Нам Туен молча шёл дальше.
— Всё будет, как мы планировали?
— Штаб Союза располагается в Пекине. Я становлюсь ответственным секретарём, — сообщил Нам Туен. — Президент Цзи — первый секретарь.
— Положение о направляющей роли Китайской Республики…
— Убрали, — кивнул Нам Туен. — И ещё… президент Цзи готов допустить в правительство Союза представителей от Комитета по контролю за Сетью, при условии, что ЕС последует его примеру.
Иоанн замедлил шаг.
— Мы не предлагали этого.
— Моя инициатива, — сказал Нам Туен. — И он согласился.
— То есть, теперь надо убеждать правительство ЕС? — Иоанн рассмеялся. — Ответственность на мне?
— Принимайте эстафету, — кивнул тот. — Что с американцами?
— Мы не продвинулись.

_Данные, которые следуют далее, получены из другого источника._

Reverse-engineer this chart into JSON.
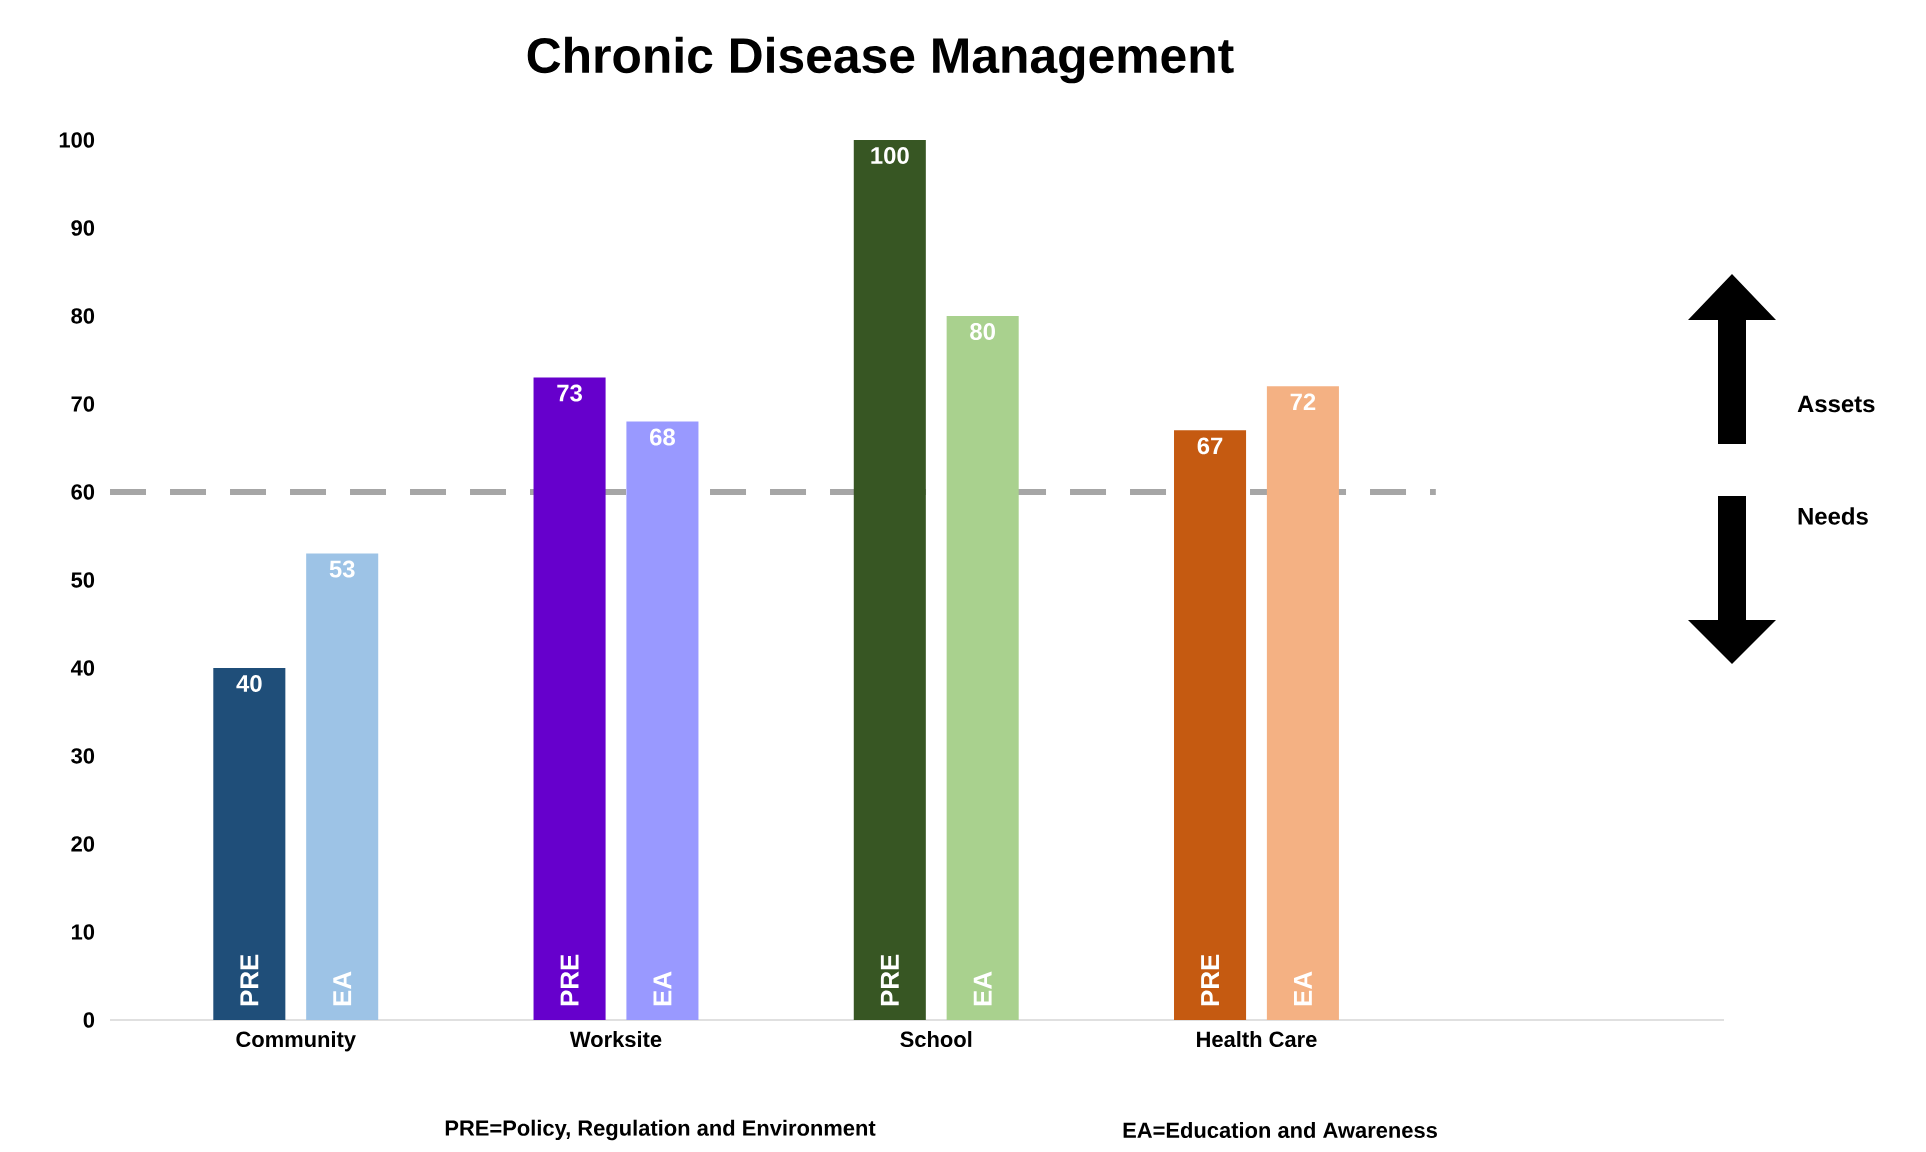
{
  "chart_data": {
    "type": "bar",
    "title": "Chronic Disease Management",
    "categories": [
      "Community",
      "Worksite",
      "School",
      "Health Care"
    ],
    "series": [
      {
        "name": "PRE",
        "values": [
          40,
          73,
          100,
          67
        ],
        "colors": [
          "#1f4e79",
          "#6600cc",
          "#375623",
          "#c55a11"
        ]
      },
      {
        "name": "EA",
        "values": [
          53,
          68,
          80,
          72
        ],
        "colors": [
          "#9dc3e6",
          "#9999ff",
          "#a9d18e",
          "#f4b183"
        ]
      }
    ],
    "ylim": [
      0,
      100
    ],
    "yticks": [
      0,
      10,
      20,
      30,
      40,
      50,
      60,
      70,
      80,
      90,
      100
    ],
    "data_labels": true,
    "legend": false,
    "grid": false,
    "ref_lines": [
      {
        "axis": "y",
        "value": 60,
        "color": "#a6a6a6",
        "line_style": "dashed"
      }
    ],
    "annotations": [
      "Assets",
      "Needs",
      "PRE=Policy, Regulation and Environment",
      "EA=Education and Awareness"
    ]
  }
}
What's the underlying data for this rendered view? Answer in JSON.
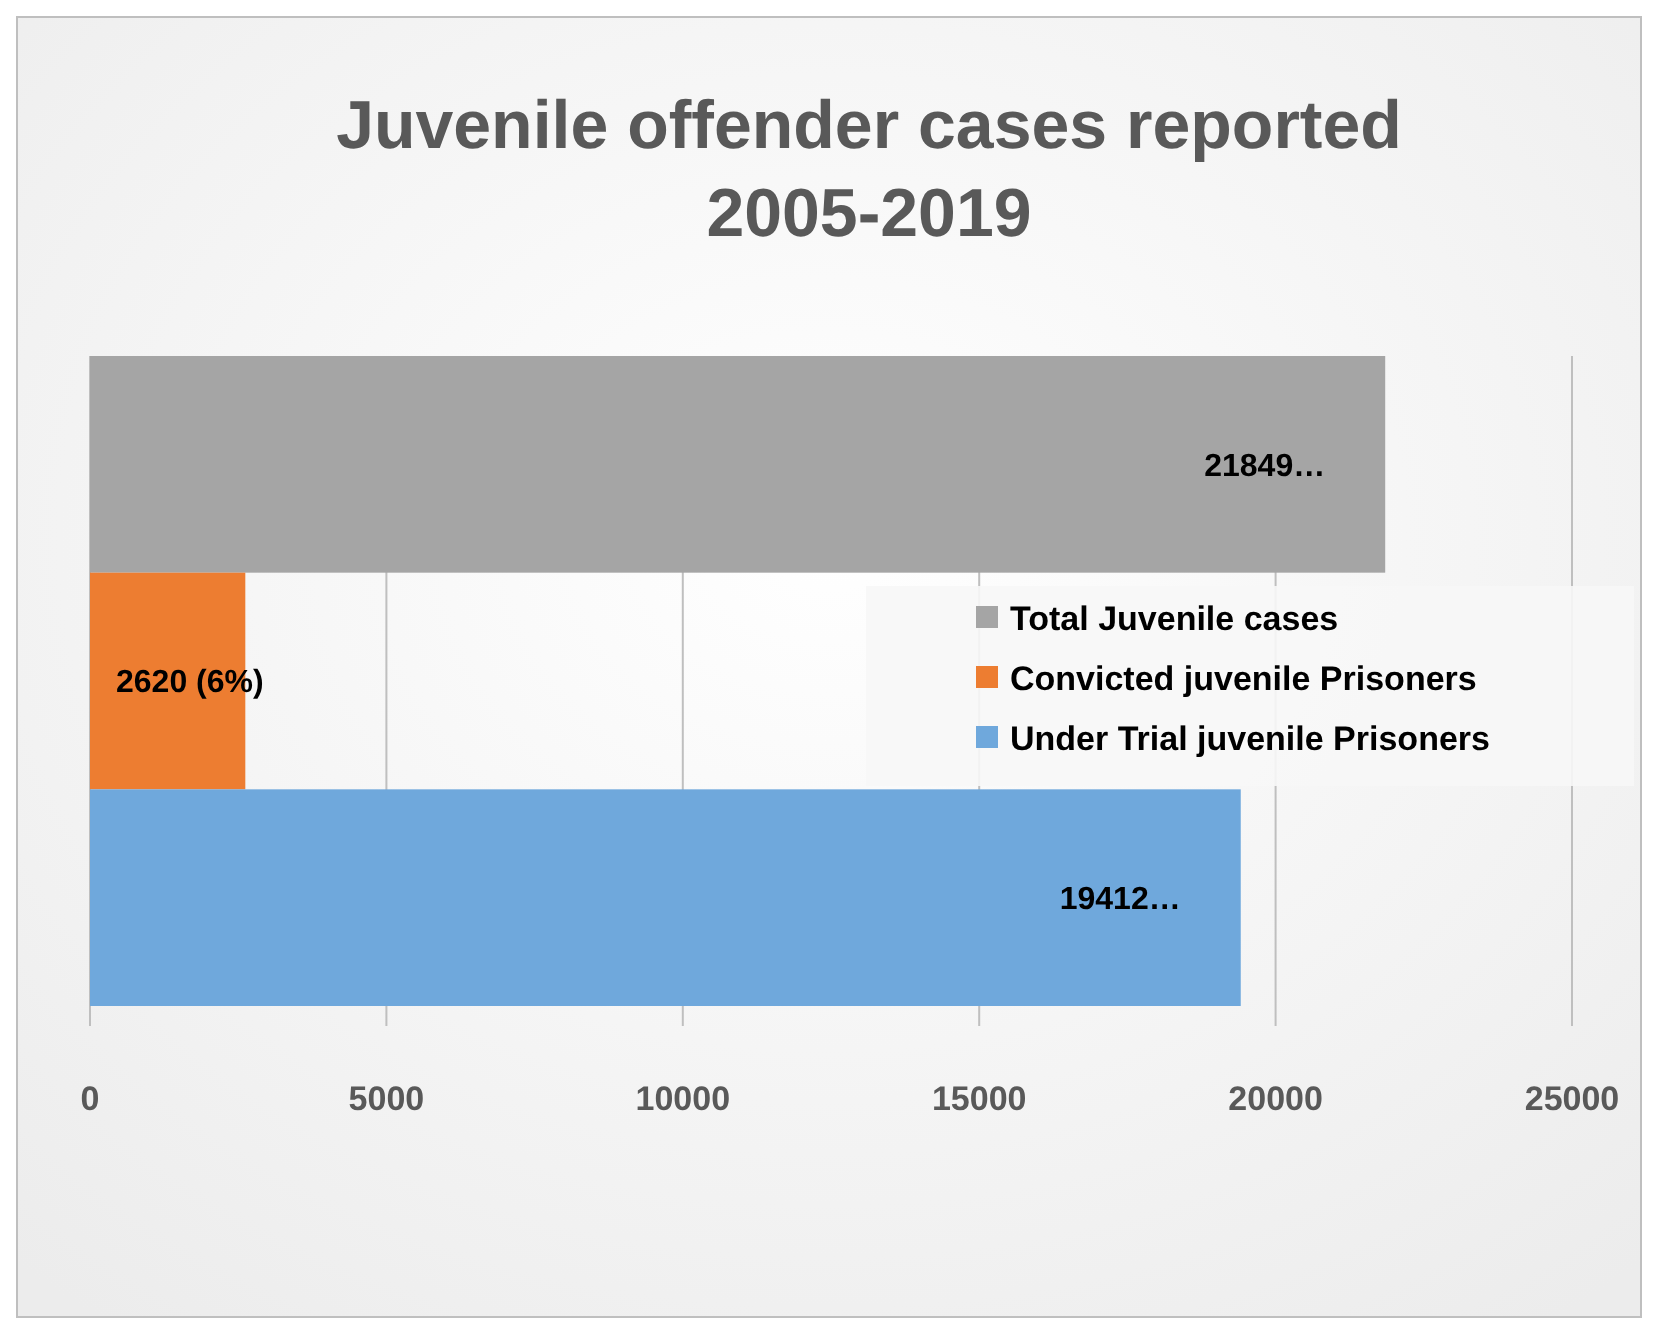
{
  "chart_data": {
    "type": "bar",
    "orientation": "horizontal",
    "title": "Juvenile offender cases reported 2005-2019",
    "categories": [
      null
    ],
    "series": [
      {
        "name": "Total Juvenile cases",
        "color": "#a5a5a5",
        "values": [
          21849
        ],
        "value_labels": [
          "21849…"
        ]
      },
      {
        "name": "Convicted juvenile Prisoners",
        "color": "#ed7d31",
        "values": [
          2620
        ],
        "value_labels": [
          "2620 (6%)"
        ]
      },
      {
        "name": "Under Trial juvenile Prisoners",
        "color": "#6fa8dc",
        "values": [
          19412
        ],
        "value_labels": [
          "19412…"
        ]
      }
    ],
    "xlim": [
      0,
      25000
    ],
    "xticks": [
      0,
      5000,
      10000,
      15000,
      20000,
      25000
    ],
    "grid": "x",
    "legend": "right"
  }
}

Эти республиканцы в Белом доме обходятся моим волосам слишком дорого.
Нам Туен посмотрел на густые светло-коричные волосы собеседника.
— Но я говорил с Дэвосом, — обнадёжил Иоанн. — Демократы собираются выдвинуть его в сорок восьмом.
— Они уже приняли решение?
— Нет, но Билл полон решимости, и, думаю, у него получится.
— Он дал какие-то гарантии?
— Мы говорили в Сети, — сказал Иоанн, — ничего определённого, но если его изберут, думаю, он примет нашу сторону.
— Остаётся три года прожить в конфронтации?
— Ну, на встрече, куда мы направляемся, они будут уверять, что никогда не призна́ют Азиатский союз.
— Никогда не говори никогда, — продолжил Нам Туен. — Вам сложно будет реформировать Совет Безопасности без них.
— Мы их дожмём, — уверил Иоанн. — Это вопрос времени.
— Ещё один пункт.
— Да?
— При американцах… Согласие президента на признание принципа универсальности прав человека и введения их в Конституцию Азиатского союза… Я оглашаю его сразу?
— Во-первых, при американцах мы стараемся не выражаться так сложно.
Нам Туен улыбнулся.
— Во-вторых, думаю, с этого и стоит начать.
— Атакуем их с порога?
— Именно, — вдруг фыркнул Иоанн. — Пусть оправдываются, почему не желают признавать союз, единственный в мире открыто декларирующий свои обязательства по защите прав человека во всех уголках земного шара…
— Боятся, что мы отберём их хлеб? — предположил Нам Туен.
— Такой статьи нет даже в Конституции Европы, — сказал Иоанн. — Наконец-то кто-то щёлкнет нас по носу.
Нам Туен промолчал.
— Я хотел бы провести это положение через ООН. И тогда, если мы добьёмся своего и в Совете Безопасности окажутся представители Бразилии, ЕС и АС, то американцы отступят и…
— «Акт Касидроу», Иоанн? — перебил его Нам Туен. — «Конституция сердца»?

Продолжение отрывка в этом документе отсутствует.